What's Included? Why Homebuyers Need to Know

Tags: real estate blog, best real estate blogs, realtor blog, top real estate blog, top real estate blogs, video, videos, chattel, fixture, what is included in home, what is included in home sale, chattel meaning, chattel definition, fixtures and chattels,

The home buying process tends to unfold in stages.

The first stage of house shopping is familiar: sort through your favourite listings provided by your REALTOR® based on your wish list. The second stage is viewing the properties, walking through the homes and getting a sense for those that may suit your lifestyle.
The third phase of home buying is the offer. Having narrowed down the search for a home, you will want to understand what is included in the price as you work with your salesperson to develop your offer. 
Chattel or Fixture?
Understanding what is included when buying a home requires a grasp of two key real estate concepts: chattels and fixtures. 
Chattels are generally understood to be excluded from a sale. These are items that are not fastened to the property in any permanent way. Chattels are fully removable and, while usually not fixed permanently in position, they may still be temporarily attached to the home. 
A good example of a chattel is a piece of furniture, or an appliance like a fridge. The only attachment to the house is where a refrigerator is plugged into the wall. Once unplugged, this appliance is easily separated from the house.

Fixtures, on the other hand, are customarily included in a purchase. A fixture is anything built-in or fastened to the property with the connection intended as permanent. Built-in shelving and light fixtures are common examples of fixtures. Removing a fixture would typically require tools in order to do so.
The distinction starts to become blurred when you consider something like a built-in desk. This may be initially considered a chattel because it’s furniture. However, since it’s attached to the property a buyer might believe that the desk is actually a fixture and therefore stays with the house.
Another example is a wall-mounted television. Using our definition the wall mount would be a fixture, while the television is a chattel.

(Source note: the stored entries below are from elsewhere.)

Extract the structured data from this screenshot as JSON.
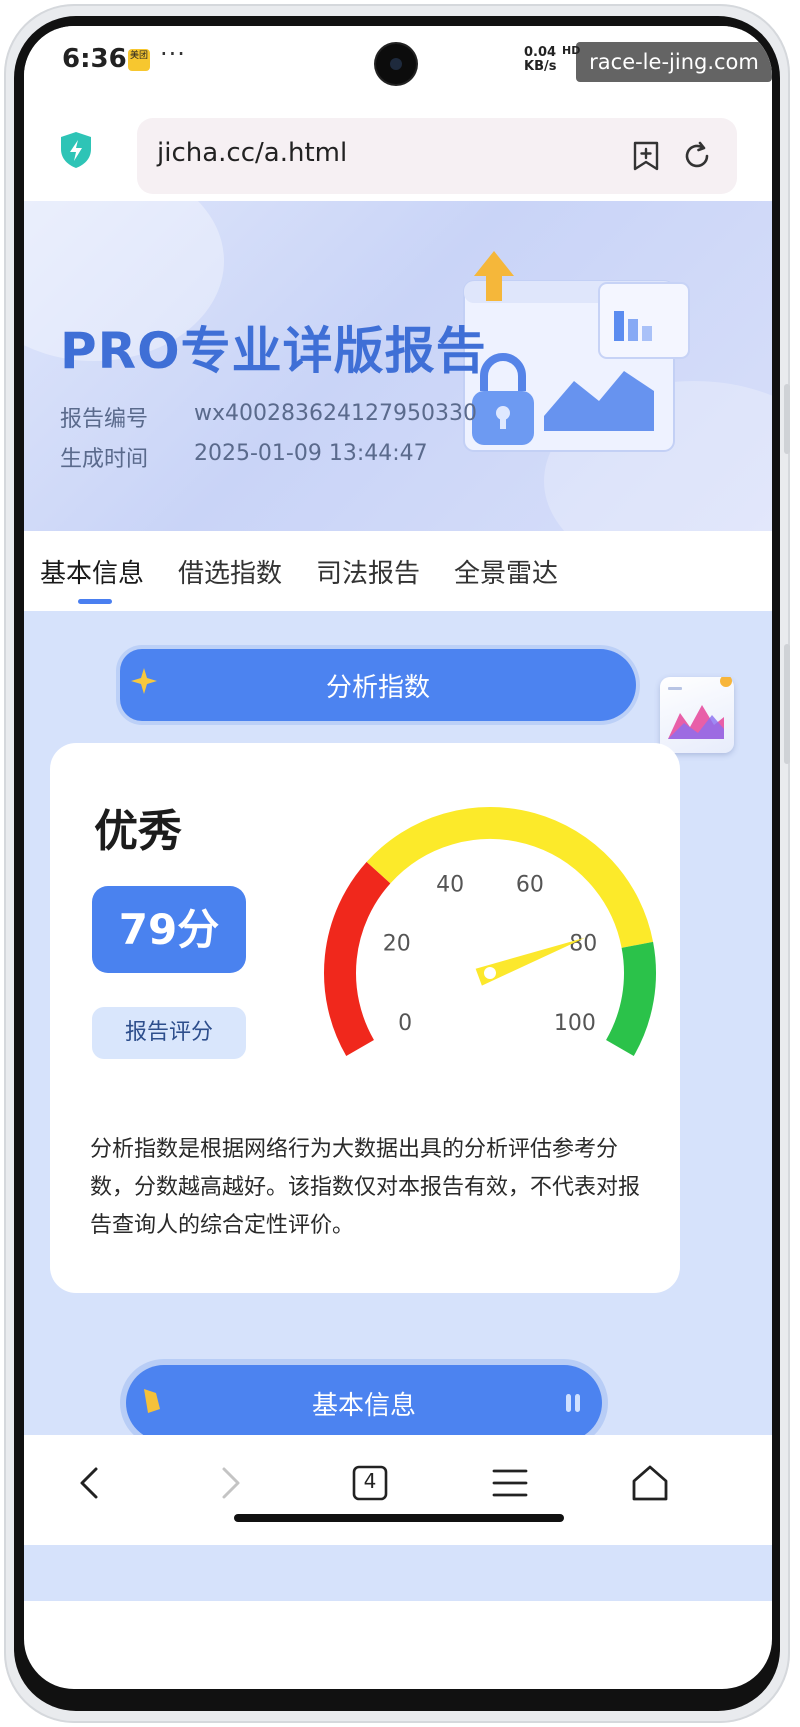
{
  "status_bar": {
    "time": "6:36",
    "app_badge": "美团",
    "more_indicator": "···",
    "net_speed_value": "0.04",
    "net_speed_unit": "KB/s",
    "network_type": "HD",
    "watermark": "race-le-jing.com"
  },
  "browser": {
    "url": "jicha.cc/a.html",
    "open_tabs": "4"
  },
  "banner": {
    "title": "PRO专业详版报告",
    "report_no_label": "报告编号",
    "report_no_value": "wx400283624127950330",
    "generated_label": "生成时间",
    "generated_value": "2025-01-09 13:44:47"
  },
  "tabs": [
    {
      "label": "基本信息",
      "active": true
    },
    {
      "label": "借选指数",
      "active": false
    },
    {
      "label": "司法报告",
      "active": false
    },
    {
      "label": "全景雷达",
      "active": false
    }
  ],
  "section": {
    "title": "分析指数"
  },
  "score_card": {
    "rating": "优秀",
    "score": "79分",
    "score_value": 79,
    "caption": "报告评分",
    "description": "分析指数是根据网络行为大数据出具的分析评估参考分数，分数越高越好。该指数仅对本报告有效，不代表对报告查询人的综合定性评价。"
  },
  "gauge": {
    "min": 0,
    "max": 100,
    "value": 79,
    "ticks": [
      "0",
      "20",
      "40",
      "60",
      "80",
      "100"
    ],
    "colors": {
      "low": "#f0281c",
      "mid": "#fcea2a",
      "high": "#2bc24a",
      "needle": "#fce82c"
    }
  },
  "next_section": {
    "title": "基本信息"
  },
  "colors": {
    "accent": "#4a82ef",
    "banner_title": "#3f6fd6",
    "content_bg": "#d6e2fb"
  },
  "icons": {
    "security": "shield-icon",
    "bookmark": "bookmark-add-icon",
    "reload": "reload-icon",
    "back": "back-icon",
    "forward": "forward-icon",
    "tabs": "tabs-icon",
    "menu": "menu-icon",
    "home": "home-icon"
  }
}
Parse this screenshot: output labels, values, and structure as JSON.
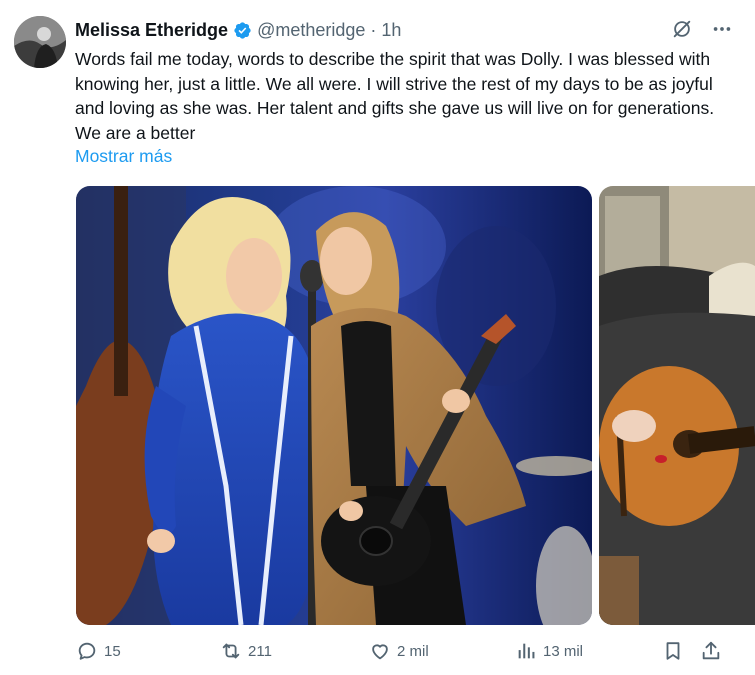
{
  "tweet": {
    "author_name": "Melissa Etheridge",
    "handle": "@metheridge",
    "separator": "·",
    "time": "1h",
    "text": "Words fail me today, words to describe the spirit that was Dolly. I was blessed with knowing her, just a little. We all were. I will strive the rest of my days to be as joyful and loving as she was. Her talent and gifts she gave us will live on for generations. We are a better",
    "show_more": "Mostrar más"
  },
  "icons": {
    "verified": "verified-badge-icon",
    "grok": "grok-icon",
    "more": "more-icon",
    "reply": "reply-icon",
    "repost": "repost-icon",
    "like": "like-icon",
    "views": "views-icon",
    "bookmark": "bookmark-icon",
    "share": "share-icon"
  },
  "colors": {
    "accent": "#1d9bf0",
    "secondary_text": "#536471",
    "primary_text": "#0f1419"
  },
  "actions": {
    "replies": "15",
    "reposts": "211",
    "likes": "2 mil",
    "views": "13 mil"
  }
}
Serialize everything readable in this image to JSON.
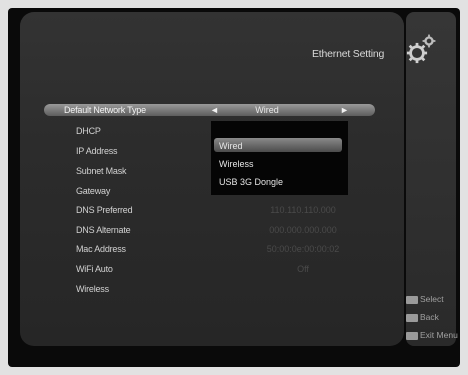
{
  "screen": {
    "title": "Ethernet Setting",
    "selected_row": {
      "label": "Default Network Type",
      "value": "Wired",
      "left_arrow": "◄",
      "right_arrow": "►"
    },
    "rows": [
      {
        "label": "DHCP",
        "value": ""
      },
      {
        "label": "IP Address",
        "value": ""
      },
      {
        "label": "Subnet Mask",
        "value": ""
      },
      {
        "label": "Gateway",
        "value": ""
      },
      {
        "label": "DNS Preferred",
        "value": "110.110.110.000"
      },
      {
        "label": "DNS Alternate",
        "value": "000.000.000.000"
      },
      {
        "label": "Mac Address",
        "value": "50:00:0e:00:00:02"
      },
      {
        "label": "WiFi Auto",
        "value": "Off"
      },
      {
        "label": "Wireless",
        "value": ""
      }
    ],
    "dropdown": {
      "options": [
        "Wired",
        "Wireless",
        "USB 3G Dongle"
      ],
      "highlighted": "Wired"
    }
  },
  "legend": {
    "items": [
      {
        "key": "ok-key-icon",
        "label": "Select"
      },
      {
        "key": "back-key-icon",
        "label": "Back"
      },
      {
        "key": "exit-key-icon",
        "label": "Exit Menu"
      }
    ]
  }
}
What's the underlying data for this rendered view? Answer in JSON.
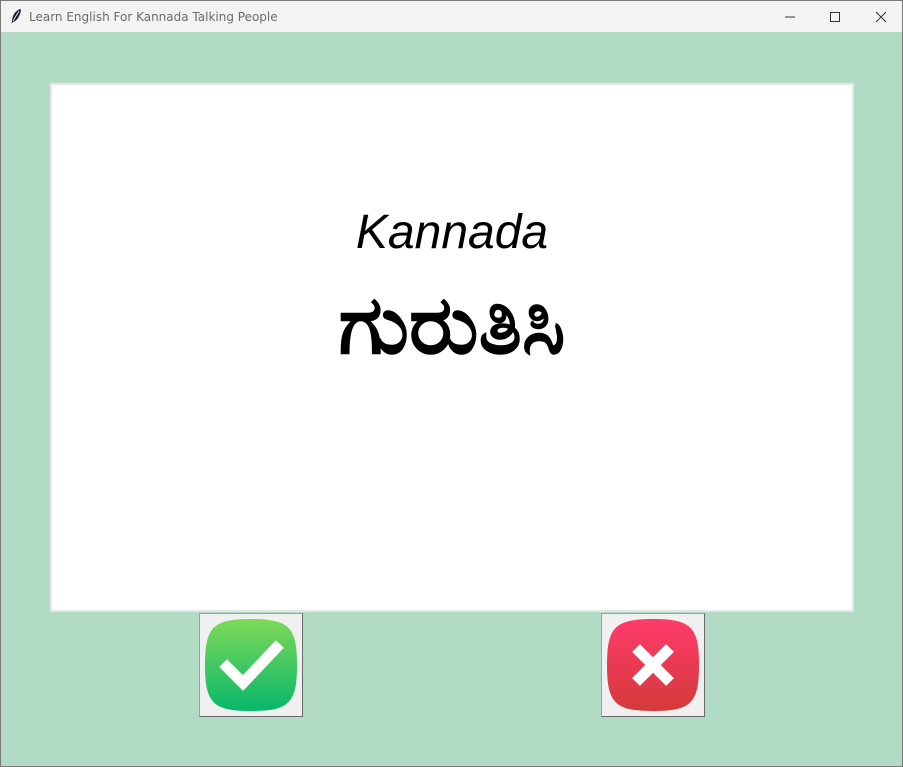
{
  "window": {
    "title": "Learn English For Kannada Talking People"
  },
  "card": {
    "language": "Kannada",
    "word": "ಗುರುತಿಸಿ"
  },
  "buttons": {
    "right_icon": "checkmark-icon",
    "wrong_icon": "cross-icon"
  },
  "colors": {
    "background": "#b1dbc5",
    "card": "#ffffff",
    "right_button_top": "#7ed957",
    "right_button_bottom": "#08b76b",
    "wrong_button_top": "#ff3b6b",
    "wrong_button_bottom": "#d43a3a"
  }
}
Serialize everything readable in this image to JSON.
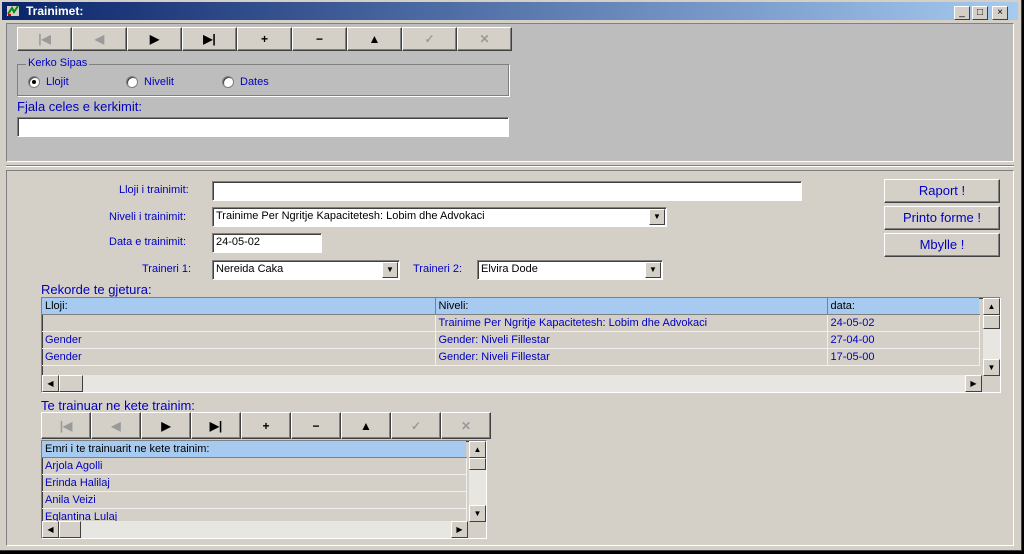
{
  "window": {
    "title": "Trainimet:",
    "controls": [
      "_",
      "□",
      "×"
    ]
  },
  "navigator": {
    "buttons": [
      {
        "glyph": "|◀",
        "name": "first",
        "enabled": false
      },
      {
        "glyph": "◀",
        "name": "prior",
        "enabled": false
      },
      {
        "glyph": "▶",
        "name": "next",
        "enabled": true
      },
      {
        "glyph": "▶|",
        "name": "last",
        "enabled": true
      },
      {
        "glyph": "+",
        "name": "insert",
        "enabled": true
      },
      {
        "glyph": "−",
        "name": "delete",
        "enabled": true
      },
      {
        "glyph": "▲",
        "name": "edit",
        "enabled": true
      },
      {
        "glyph": "✓",
        "name": "post",
        "enabled": false
      },
      {
        "glyph": "✕",
        "name": "cancel",
        "enabled": false
      }
    ]
  },
  "search": {
    "group_title": "Kerko Sipas",
    "options": [
      {
        "label": "Llojit",
        "selected": true
      },
      {
        "label": "Nivelit",
        "selected": false
      },
      {
        "label": "Dates",
        "selected": false
      }
    ],
    "keyword_label": "Fjala celes e kerkimit:",
    "keyword_value": ""
  },
  "form": {
    "type_label": "Lloji i trainimit:",
    "type_value": "",
    "level_label": "Niveli i trainimit:",
    "level_value": "Trainime Per Ngritje Kapacitetesh: Lobim dhe Advokaci",
    "date_label": "Data e trainimit:",
    "date_value": "24-05-02",
    "trainer1_label": "Traineri 1:",
    "trainer1_value": "Nereida Caka",
    "trainer2_label": "Traineri 2:",
    "trainer2_value": "Elvira Dode"
  },
  "actions": {
    "report": "Raport !",
    "print": "Printo forme !",
    "close": "Mbylle !"
  },
  "records": {
    "title": "Rekorde te gjetura:",
    "columns": [
      "Lloji:",
      "Niveli:",
      "data:"
    ],
    "rows": [
      [
        "",
        "Trainime Per Ngritje Kapacitetesh: Lobim dhe Advokaci",
        "24-05-02"
      ],
      [
        "Gender",
        "Gender: Niveli Fillestar",
        "27-04-00"
      ],
      [
        "Gender",
        "Gender: Niveli Fillestar",
        "17-05-00"
      ]
    ]
  },
  "trainees": {
    "title": "Te trainuar ne kete trainim:",
    "column": "Emri i te trainuarit ne kete trainim:",
    "rows": [
      "Arjola Agolli",
      "Erinda Halilaj",
      "Anila Veizi",
      "Eglantina Lulaj"
    ]
  },
  "colors": {
    "title_bar_start": "#0a246a",
    "title_bar_end": "#a6caf0",
    "label_text": "#0000c0",
    "header_bg": "#a6caf0"
  }
}
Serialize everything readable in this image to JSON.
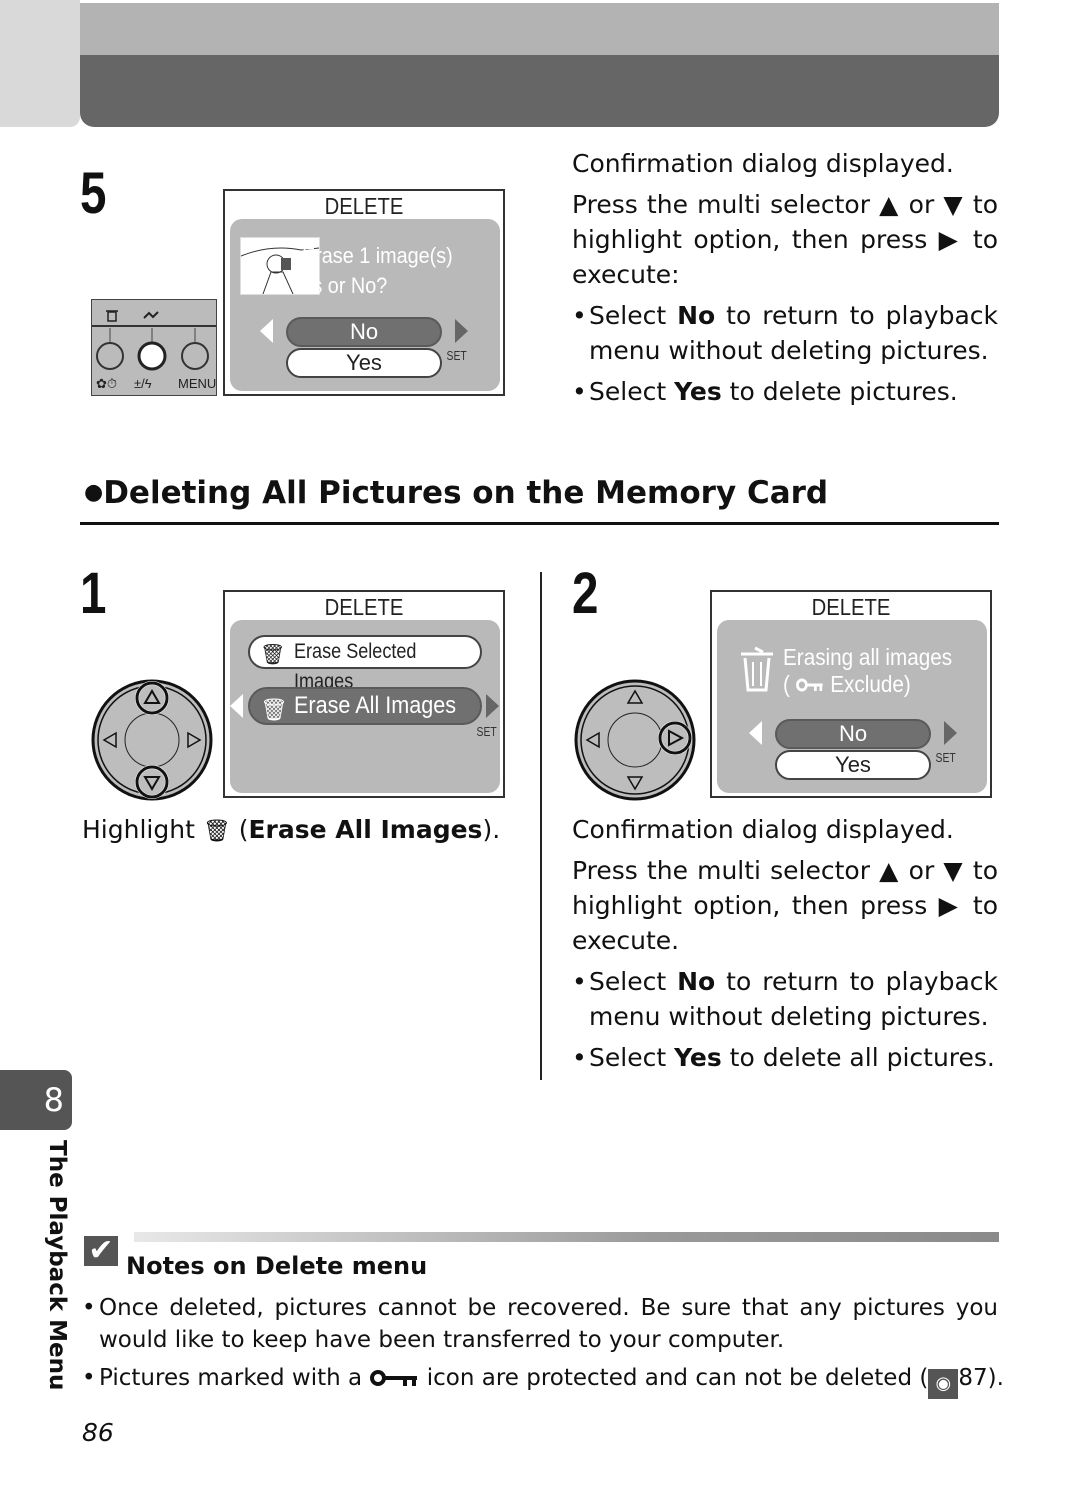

Further complicating matters, a seller may leave items in the house during showings that are not intended to be sold with the property. Perhaps a homebuyer is taken with an elaborate chandelier hanging in the front foyer, for example, only to find out later that this fixture is excluded from the sale.
Because of the potential confusion around chattels and fixtures, it is a good idea to clarify the status of any specific items of interest with your REALTOR® in advance of placing your offer.
You can usually find details of included chattels and excluded fixtures in the listing details provided by your REALTOR®. You may also find information included on a property’s feature sheet often found on the home’s kitchen counter during your showing. 
Bear in mind that as a buyer, you may still ask for items that the seller did not initially intend to sell. It will be the seller’s decision whether or not they wish to release the item, like the antique chandelier in the foyer from our earlier example, but it never hurts to ask.
Most important, ensure that you have full clarity around what is and is not included in the home you are looking to buy. Your REALTOR® can help do the research for you in cases where specific information is not provided on a listing.